Il decreto di recepimento della CSRD, sintetizza l’esecutivo in una nota, mira a “rafforzare gli obblighi di reporting non strettamente finanziario” anche con “l’estensione alle Piccole e medie imprese (diverse dalle microimprese) degli obblighi di reporting non finanziario, già a carico delle imprese di grandi dimensioni” e con la “sostituzione della rendicontazione non finanziaria con la rendicontazione di sostenibilità, che consiste in informazioni necessarie alla comprensione dell’impatto dell’impresa sulle questioni di sostenibilità e del modo in cui tali questioni influiscono sull’andamento dell’impresa, sui suoi risultati e sulla sua situazione”.
Decreto CSRD, i nuovi obblighi per le imprese
Il testo finale del dl lascia intatto l’impianto già presentato a giugno nello schema di decreto. I punti principali restano:
- l’introduzione del revisore della sostenibilità, figura terza chiamata a validare il reporting ESG,
- le sanzioni per gli inadempienti, limitate a 2,5 milioni di euro per i primi 2 anni dall’entrata in vigore delle nuove regole.
Per quali Pmi scatta l’obbligo di rispettare la CSRD?
Il passaggio parlamentare ha toccato solo due aspetti davvero rilevanti. Il primo riguarda l’ampliamento del perimetro dei soggetti che saranno tenuti a ottemperare ali obblighi della direttiva UE.
Sono state variate le soglie per la definizione delle Pmi quotate. Il nuovo testo parla di numero medio di dipendenti “non inferiore a 11 e non superiore a 250”. La versione originale applicava la CSRD alle Pmi con un numero di dipendenti tra 50 e 250.
Il decreto CSRD non ha integrato l’osservazione, pervenuta dai passaggi parlamentari, che prevedeva l’obbligo di rendicontazione anche per le società cooperative che possono essere assimilate alle aziende di grandi dimensioni.

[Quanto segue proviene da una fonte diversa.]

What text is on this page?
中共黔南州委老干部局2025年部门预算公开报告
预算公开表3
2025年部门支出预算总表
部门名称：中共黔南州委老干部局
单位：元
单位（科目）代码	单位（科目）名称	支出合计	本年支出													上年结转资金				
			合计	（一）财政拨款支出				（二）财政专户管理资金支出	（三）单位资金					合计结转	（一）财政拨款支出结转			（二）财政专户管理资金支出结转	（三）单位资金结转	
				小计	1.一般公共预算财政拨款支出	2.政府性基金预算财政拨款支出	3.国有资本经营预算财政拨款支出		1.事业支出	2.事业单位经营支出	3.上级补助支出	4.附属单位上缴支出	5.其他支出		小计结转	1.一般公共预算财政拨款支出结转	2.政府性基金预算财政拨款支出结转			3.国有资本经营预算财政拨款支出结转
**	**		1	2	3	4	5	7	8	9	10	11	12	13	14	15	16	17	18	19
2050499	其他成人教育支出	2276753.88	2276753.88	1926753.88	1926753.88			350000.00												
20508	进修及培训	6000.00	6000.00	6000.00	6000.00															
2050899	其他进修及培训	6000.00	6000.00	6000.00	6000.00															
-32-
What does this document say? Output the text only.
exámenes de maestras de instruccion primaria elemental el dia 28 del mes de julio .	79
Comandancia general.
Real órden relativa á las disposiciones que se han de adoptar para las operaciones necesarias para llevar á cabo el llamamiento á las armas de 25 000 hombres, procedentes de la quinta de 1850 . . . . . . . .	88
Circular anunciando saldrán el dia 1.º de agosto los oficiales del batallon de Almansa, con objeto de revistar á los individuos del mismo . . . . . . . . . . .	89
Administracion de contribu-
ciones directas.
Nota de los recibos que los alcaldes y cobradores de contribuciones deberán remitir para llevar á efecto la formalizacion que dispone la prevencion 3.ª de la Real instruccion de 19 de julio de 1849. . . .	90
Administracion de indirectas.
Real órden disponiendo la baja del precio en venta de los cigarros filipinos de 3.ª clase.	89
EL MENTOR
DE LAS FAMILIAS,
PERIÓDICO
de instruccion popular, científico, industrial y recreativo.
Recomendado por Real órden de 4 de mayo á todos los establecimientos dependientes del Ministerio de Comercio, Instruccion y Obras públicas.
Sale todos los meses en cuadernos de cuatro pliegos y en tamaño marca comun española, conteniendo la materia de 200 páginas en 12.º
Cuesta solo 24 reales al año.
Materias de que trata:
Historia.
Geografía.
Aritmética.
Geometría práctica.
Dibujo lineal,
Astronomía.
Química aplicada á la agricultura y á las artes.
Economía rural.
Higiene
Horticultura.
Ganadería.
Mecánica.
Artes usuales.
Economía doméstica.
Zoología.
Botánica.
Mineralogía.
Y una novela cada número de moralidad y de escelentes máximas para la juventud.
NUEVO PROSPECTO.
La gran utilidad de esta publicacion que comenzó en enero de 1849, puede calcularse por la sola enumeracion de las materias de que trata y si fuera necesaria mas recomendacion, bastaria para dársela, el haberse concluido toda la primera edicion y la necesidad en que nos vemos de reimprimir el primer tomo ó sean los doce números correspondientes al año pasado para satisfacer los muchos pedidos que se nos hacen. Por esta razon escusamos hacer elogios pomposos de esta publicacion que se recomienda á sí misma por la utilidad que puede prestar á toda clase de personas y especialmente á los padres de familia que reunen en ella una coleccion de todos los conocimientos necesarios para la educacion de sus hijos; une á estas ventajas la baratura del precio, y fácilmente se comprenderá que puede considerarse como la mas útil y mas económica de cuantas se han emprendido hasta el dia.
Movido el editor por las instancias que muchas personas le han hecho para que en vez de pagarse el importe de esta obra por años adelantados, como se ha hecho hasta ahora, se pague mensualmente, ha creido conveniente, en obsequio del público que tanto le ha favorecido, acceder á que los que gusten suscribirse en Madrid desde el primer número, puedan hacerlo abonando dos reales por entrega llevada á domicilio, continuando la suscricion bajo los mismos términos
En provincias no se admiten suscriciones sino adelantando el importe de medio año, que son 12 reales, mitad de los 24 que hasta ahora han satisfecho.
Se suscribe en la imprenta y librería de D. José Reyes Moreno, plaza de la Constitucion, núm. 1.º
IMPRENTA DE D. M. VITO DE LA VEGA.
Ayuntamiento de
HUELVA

Ricordiamo che la ratio della direttiva consiste nell’estensione anche a piccole e medie imprese degli obblighi di trasparenza cui erano già soggette le grandi aziende.
La seconda modifica riguarda le sanzioni. Il decreto CSRD introduce due nuovi tetti: nei primi 2 anni dall’entrata in vigore, l’importo massimo per le società di revisione è fissato a 125mila euro, e a 50mila euro per i revisori della sostenibilità.